Amino acids are quaternary compounds of carbon, hydrogen, oxygen and nitrogen. They are the primary building blocks of proteins and are important for protein synthesis, metabolic pathways, gene expression and cell signal transduction regulation.
Each amino acid molecule has two functional groups: an amine group (-NH3+) and a carboxylic acid group (-COO-). They have a unique side chain called R, which can be one of many different types of molecules including hydrogen, sulfhydral groups and amide groups.
The properties of amino acids determine their three-dimensional folding patterns and their specific functions. For example, phenylalanine is hydrophobic and tends to be buried within protein interiors or exposed to lipids along the transmembrane segments of integral membrane proteins.

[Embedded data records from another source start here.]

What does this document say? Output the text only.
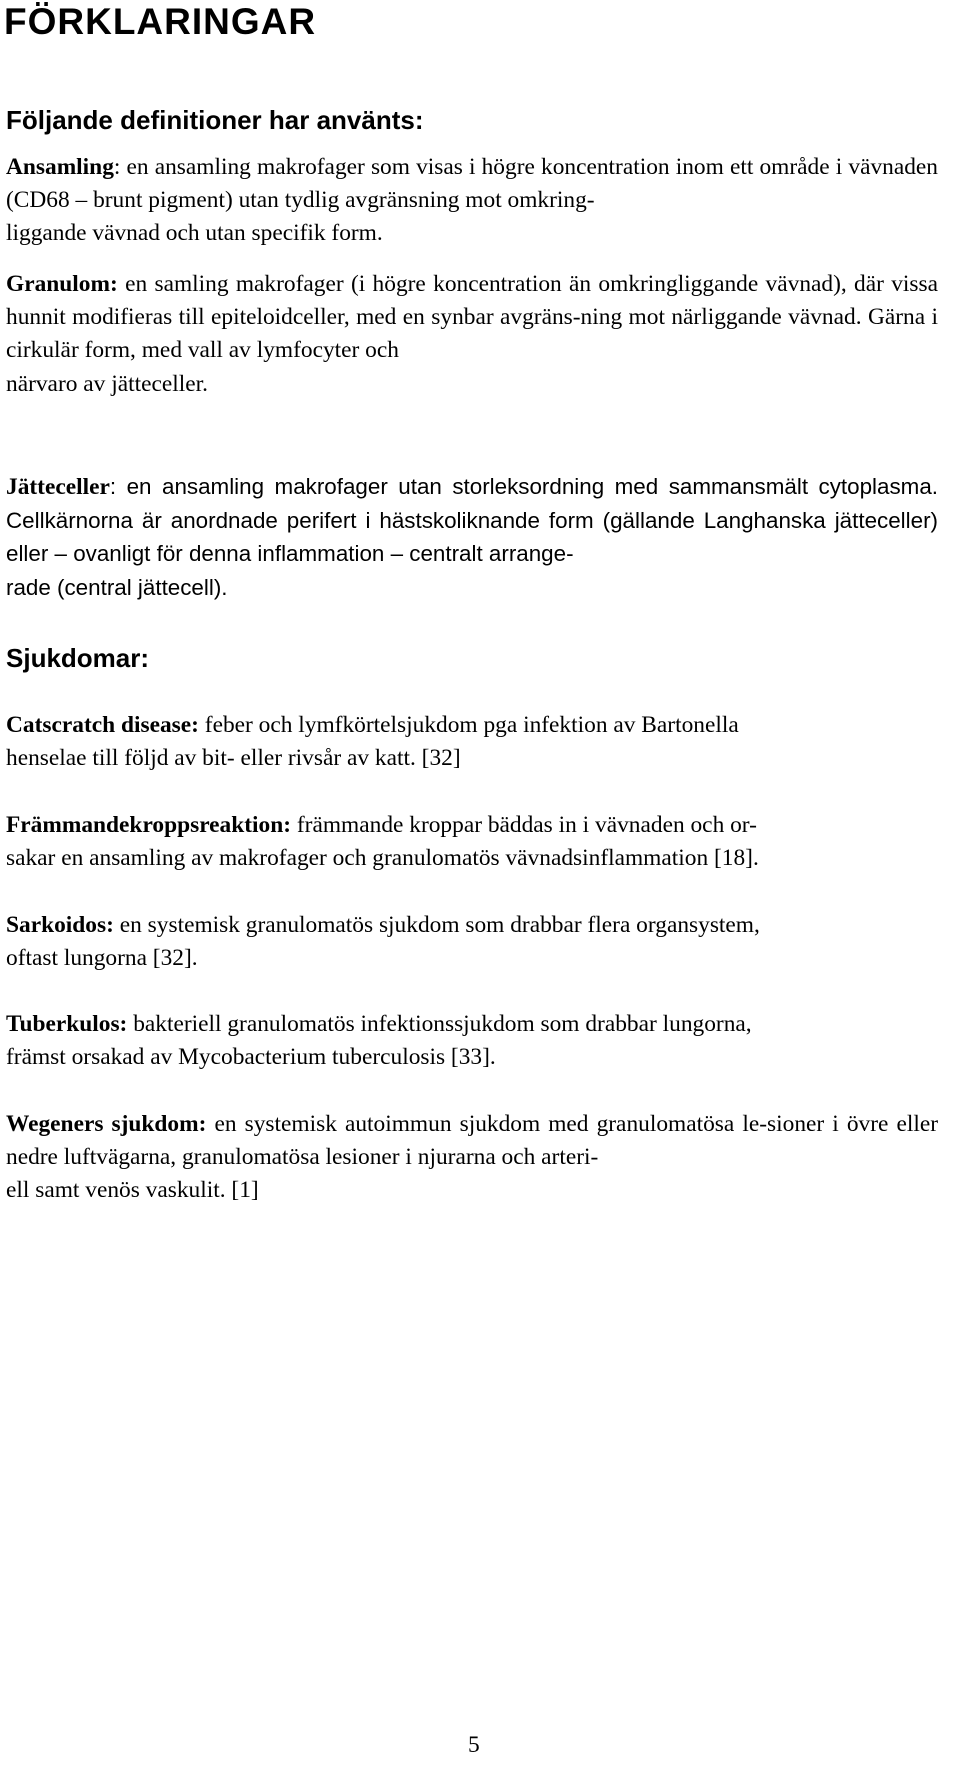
FÖRKLARINGAR
Följande definitioner har använts:

Ansamling: en ansamling makrofager som visas i högre koncentration inom ett område i vävnaden (CD68 – brunt pigment) utan tydlig avgränsning mot omkring-
liggande vävnad och utan specifik form.

Granulom: en samling makrofager (i högre koncentration än omkringliggande vävnad), där vissa hunnit modifieras till epiteloidceller, med en synbar avgräns-ning mot närliggande vävnad. Gärna i cirkulär form, med vall av lymfocyter och
närvaro av jätteceller.

Jätteceller: en ansamling makrofager utan storleksordning med sammansmält cytoplasma. Cellkärnorna är anordnade perifert i hästskoliknande form (gällande Langhanska jätteceller) eller – ovanligt för denna inflammation – centralt arrange-
rade (central jättecell).

Sjukdomar:

Catscratch disease: feber och lymfkörtelsjukdom pga infektion av Bartonella
henselae till följd av bit- eller rivsår av katt. [32]

Främmandekroppsreaktion: främmande kroppar bäddas in i vävnaden och or-
sakar en ansamling av makrofager och granulomatös vävnadsinflammation [18].

Sarkoidos: en systemisk granulomatös sjukdom som drabbar flera organsystem,
oftast lungorna [32].

Tuberkulos: bakteriell granulomatös infektionssjukdom som drabbar lungorna,
främst orsakad av Mycobacterium tuberculosis [33].

Wegeners sjukdom: en systemisk autoimmun sjukdom med granulomatösa le-sioner i övre eller nedre luftvägarna, granulomatösa lesioner i njurarna och arteri-
ell samt venös vaskulit. [1]

5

The number of carbon atoms on an amino acid's side chain influences its hydrophobicity. The aliphatic amino acids are alanine, glycine, isoleucine, leucine, proline, and valine. They are both hydrophilic and non-polar but less hydrophobic than the five charged amino acids described above.
Several aliphatic amino acids are essential for human health, including alanine, glycine, and isoleucine. They are also used in the production of neurotransmitters, such as serotonin and dopamine.
The other eight amino acids are all nonessential but may be required in certain situations, such as during pregnancy, illness, or when recovering from injury. In these cases, you can take amino acid supplements to meet your needs. For example, you can take arginine supplements to help with muscle growth and energy production when your body isn't making it naturally.